1 tn It could be argued (1) that the ὅτι (Joti) at the beginning of 3:11 is grammatically subordinate to the preceding statement at the end of 3:10. As BDF §456.1 points out, however, “Subordination with ὅτι and διότι is often very loose…and must be translated ‘for.’” Thus (2) ὅτι assumes an inferential sense, standing at the beginning of a new sentence and drawing an inference based upon all that has preceded. This is confirmed by the structural parallel between the present verse and 1:5.

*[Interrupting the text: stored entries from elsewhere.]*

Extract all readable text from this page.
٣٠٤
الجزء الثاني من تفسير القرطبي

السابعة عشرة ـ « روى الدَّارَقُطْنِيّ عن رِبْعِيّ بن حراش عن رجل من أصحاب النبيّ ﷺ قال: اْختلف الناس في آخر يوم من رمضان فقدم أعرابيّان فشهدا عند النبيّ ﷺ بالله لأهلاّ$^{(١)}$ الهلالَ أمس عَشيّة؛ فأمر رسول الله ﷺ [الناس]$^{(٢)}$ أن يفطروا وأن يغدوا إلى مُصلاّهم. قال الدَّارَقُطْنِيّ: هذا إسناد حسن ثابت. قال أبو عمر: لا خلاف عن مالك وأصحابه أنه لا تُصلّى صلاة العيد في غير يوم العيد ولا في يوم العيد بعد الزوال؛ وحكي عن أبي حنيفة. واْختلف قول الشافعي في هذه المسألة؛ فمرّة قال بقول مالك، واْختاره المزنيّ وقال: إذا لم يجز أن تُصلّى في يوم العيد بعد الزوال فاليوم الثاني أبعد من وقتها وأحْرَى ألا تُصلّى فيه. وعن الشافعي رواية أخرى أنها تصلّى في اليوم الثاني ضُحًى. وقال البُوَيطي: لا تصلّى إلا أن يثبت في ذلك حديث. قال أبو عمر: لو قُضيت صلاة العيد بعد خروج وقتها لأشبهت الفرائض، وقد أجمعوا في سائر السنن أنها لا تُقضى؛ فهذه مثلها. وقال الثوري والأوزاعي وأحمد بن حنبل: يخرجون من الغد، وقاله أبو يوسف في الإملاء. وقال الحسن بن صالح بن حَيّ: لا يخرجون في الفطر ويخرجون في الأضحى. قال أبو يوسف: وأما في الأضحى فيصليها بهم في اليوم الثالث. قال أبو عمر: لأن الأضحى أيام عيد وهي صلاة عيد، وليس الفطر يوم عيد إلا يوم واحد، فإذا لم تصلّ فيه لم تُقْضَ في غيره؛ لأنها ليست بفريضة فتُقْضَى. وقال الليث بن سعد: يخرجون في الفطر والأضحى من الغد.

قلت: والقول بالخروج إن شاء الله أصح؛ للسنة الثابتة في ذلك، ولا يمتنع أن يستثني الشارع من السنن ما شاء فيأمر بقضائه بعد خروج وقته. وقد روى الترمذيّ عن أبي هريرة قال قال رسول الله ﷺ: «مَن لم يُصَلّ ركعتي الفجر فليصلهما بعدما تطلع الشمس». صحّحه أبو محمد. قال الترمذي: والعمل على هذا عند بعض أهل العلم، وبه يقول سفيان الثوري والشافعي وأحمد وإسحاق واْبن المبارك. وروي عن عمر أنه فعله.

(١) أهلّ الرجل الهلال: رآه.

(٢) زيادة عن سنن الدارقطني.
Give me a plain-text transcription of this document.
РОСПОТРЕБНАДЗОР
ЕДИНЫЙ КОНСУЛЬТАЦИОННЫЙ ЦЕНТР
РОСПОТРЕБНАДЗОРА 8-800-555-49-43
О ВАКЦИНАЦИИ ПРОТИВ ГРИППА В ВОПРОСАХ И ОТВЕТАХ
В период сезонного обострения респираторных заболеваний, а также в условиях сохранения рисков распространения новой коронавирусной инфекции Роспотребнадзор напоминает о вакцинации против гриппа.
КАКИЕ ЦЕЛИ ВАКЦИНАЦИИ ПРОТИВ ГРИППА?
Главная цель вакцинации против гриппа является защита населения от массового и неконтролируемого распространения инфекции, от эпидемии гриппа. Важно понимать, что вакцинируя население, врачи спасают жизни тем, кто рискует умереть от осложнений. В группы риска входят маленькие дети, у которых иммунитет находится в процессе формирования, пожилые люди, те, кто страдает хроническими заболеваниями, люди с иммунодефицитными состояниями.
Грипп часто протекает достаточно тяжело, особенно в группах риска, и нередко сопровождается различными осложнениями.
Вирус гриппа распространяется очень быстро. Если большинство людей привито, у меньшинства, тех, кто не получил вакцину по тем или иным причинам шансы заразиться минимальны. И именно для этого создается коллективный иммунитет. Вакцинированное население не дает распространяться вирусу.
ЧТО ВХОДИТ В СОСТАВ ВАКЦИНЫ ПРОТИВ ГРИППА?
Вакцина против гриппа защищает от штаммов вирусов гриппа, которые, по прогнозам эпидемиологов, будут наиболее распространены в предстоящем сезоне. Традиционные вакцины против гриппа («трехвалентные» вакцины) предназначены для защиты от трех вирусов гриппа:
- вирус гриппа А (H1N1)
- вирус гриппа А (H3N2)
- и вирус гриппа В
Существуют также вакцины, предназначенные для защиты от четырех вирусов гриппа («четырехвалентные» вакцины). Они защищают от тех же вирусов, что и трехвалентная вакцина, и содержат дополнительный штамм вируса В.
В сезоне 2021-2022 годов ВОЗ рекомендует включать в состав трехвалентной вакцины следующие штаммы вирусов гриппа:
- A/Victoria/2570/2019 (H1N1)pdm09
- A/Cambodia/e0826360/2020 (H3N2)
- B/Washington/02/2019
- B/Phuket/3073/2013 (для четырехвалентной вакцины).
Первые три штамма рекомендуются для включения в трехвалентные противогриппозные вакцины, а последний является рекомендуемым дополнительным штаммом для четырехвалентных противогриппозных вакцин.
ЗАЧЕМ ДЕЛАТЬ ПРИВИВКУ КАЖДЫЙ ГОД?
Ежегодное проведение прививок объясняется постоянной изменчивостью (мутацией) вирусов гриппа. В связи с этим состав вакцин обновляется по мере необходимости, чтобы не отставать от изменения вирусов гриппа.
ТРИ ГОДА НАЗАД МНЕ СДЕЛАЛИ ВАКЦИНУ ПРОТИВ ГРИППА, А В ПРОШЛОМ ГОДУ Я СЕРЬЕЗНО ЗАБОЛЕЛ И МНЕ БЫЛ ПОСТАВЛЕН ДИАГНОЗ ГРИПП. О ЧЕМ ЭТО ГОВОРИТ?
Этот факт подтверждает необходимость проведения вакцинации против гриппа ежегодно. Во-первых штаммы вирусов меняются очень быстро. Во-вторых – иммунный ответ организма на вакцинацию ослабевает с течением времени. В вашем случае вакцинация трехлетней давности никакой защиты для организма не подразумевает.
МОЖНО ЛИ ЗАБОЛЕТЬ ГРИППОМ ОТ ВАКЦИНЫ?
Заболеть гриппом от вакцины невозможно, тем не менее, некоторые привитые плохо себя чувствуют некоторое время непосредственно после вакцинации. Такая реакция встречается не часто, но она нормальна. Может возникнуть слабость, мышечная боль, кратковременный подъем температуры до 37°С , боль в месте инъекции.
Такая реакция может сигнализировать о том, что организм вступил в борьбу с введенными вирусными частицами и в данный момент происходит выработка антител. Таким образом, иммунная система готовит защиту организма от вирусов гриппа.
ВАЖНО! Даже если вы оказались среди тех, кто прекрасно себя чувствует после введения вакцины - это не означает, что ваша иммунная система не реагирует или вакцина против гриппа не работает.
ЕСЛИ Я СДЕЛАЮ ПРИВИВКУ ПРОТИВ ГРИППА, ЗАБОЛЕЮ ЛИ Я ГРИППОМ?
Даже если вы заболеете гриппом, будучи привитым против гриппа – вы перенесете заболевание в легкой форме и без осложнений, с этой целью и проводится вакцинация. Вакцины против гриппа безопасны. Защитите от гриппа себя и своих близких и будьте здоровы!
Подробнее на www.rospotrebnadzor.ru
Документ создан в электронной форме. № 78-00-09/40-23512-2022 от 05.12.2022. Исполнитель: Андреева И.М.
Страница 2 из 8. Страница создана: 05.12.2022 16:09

2 tn The word “gospel” is not in the Greek text but is supplied to clarify the meaning. See the notes on the words “gospel” and “message” in 1 John 1:5.
3 tn See the note on the word “message” in 1 John 1:5, where this same phrase occurs.
4 sn For this is the gospel message…that we should love one another. The structure of this verse is parallel to 1:5, indicating the beginning of a second major section of the letter.
5 sn Since the author states that Cain…was of the evil one (ἐκ τοῦ πονηροῦ, ek tou ponhrou), in the immediate context this imagery serves as an illustration of 3:8a: The person who practices sin is of the devil (ἐκ τοῦ διαβόλου, ek tou diabolou). This is similar to John 8:44, where Jesus told his opponents “you people are from your father the devil…[who] was a murderer from the beginning.” In both Jewish and early Christian writings Cain is a model for those who deliberately disbelieve; Testament of Benjamin 7:5 looks forward to the punishment of those who “are like Cain in the envy and hatred of brothers.” It is not difficult to see why the author of 1 John used Cain here as a model for the opponents in light of their failure to “love the brothers” (see 1 John 3:17).
6 tn For the Greek verb σφάζω (sfazw) L&N 20.72 states, “to slaughter, either animals or persons; in contexts referring to persons, the implication is of violence and mercilessness – ‘to slaughter, to kill.’” As a reflection of this nuance, the translation “brutally murdered” has been used.